Now, let's import it:

In [2]:
import musif
print(musif.__version__)

0.1.0


## Introduction

### If you are new to programming etc. read this

If you are new to Python, we suggest you to read a tutorial for it.
In the following, we will use some technical terminology. In general keep in mind the following:

* a _function_ is a way to represent code that is convenient for humans. You can think about functions as the mathematical functions, with some input and some output. However, some programming languages call them _procedures_; this is not the case of Python, but this name allow grasp what functions are, after all: they are successions of commands that the computer has to execute.
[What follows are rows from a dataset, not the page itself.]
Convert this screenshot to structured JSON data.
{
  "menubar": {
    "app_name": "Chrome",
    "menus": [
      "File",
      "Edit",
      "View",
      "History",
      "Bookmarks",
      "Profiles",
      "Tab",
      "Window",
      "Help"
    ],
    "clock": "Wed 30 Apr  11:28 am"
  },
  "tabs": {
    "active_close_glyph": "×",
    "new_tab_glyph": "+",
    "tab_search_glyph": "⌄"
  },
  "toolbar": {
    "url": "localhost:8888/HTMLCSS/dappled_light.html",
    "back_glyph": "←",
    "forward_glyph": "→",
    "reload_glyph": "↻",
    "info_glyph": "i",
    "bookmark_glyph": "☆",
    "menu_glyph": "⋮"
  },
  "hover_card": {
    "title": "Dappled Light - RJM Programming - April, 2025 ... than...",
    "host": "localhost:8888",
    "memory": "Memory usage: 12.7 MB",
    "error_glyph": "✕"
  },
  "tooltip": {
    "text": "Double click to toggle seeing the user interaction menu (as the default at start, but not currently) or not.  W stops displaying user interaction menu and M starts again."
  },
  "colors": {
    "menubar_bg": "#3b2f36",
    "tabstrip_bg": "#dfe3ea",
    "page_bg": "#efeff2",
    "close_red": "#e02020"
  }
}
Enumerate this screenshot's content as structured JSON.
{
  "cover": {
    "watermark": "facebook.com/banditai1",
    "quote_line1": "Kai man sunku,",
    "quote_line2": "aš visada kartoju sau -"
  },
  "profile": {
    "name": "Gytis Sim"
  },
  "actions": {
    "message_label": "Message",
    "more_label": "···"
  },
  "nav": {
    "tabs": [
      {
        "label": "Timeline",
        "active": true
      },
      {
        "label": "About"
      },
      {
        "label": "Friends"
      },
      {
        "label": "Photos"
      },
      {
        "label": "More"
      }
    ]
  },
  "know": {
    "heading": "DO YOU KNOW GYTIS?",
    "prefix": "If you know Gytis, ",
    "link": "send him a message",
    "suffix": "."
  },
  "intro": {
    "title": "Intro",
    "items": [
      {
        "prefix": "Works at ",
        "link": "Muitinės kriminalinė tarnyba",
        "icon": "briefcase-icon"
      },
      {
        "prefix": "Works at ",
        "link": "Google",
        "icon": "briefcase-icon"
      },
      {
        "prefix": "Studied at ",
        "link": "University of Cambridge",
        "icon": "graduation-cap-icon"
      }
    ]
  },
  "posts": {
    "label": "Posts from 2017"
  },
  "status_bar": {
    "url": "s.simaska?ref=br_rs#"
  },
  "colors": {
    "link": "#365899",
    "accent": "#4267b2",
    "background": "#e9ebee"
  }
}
* an _object_ is a computational way to represent information in the memory of computers; you can think about objects as real concepts of the real world: object have properties (in Python named _fields_) and functionalities (named _methods_). For instance, an object could be a vehicle, which has some properties (length, maximum speed, number of wheels) and some functionalities (accelerate, decelerate, stop). Objects can also have specializations (named _children_): in our example, a child of vehicle could be the car and another child could be the bike: they have different properties and apply the functionalities in a different way. Both the vehicle, the car, and the bike may have instances: the car that you use everyady to go at work is different from the one of your friend even if they have the same exact properties, because they are two different concrete objects. Technically, those two cars are two _instances_ of the same _class_. To create an instance you have to call a function, which takes some argument such as the class, and other properties, and that will return the instance. To use `musiF`, you don't need to know a lot about objects, but while you search the web it is good to have a little of knowledge.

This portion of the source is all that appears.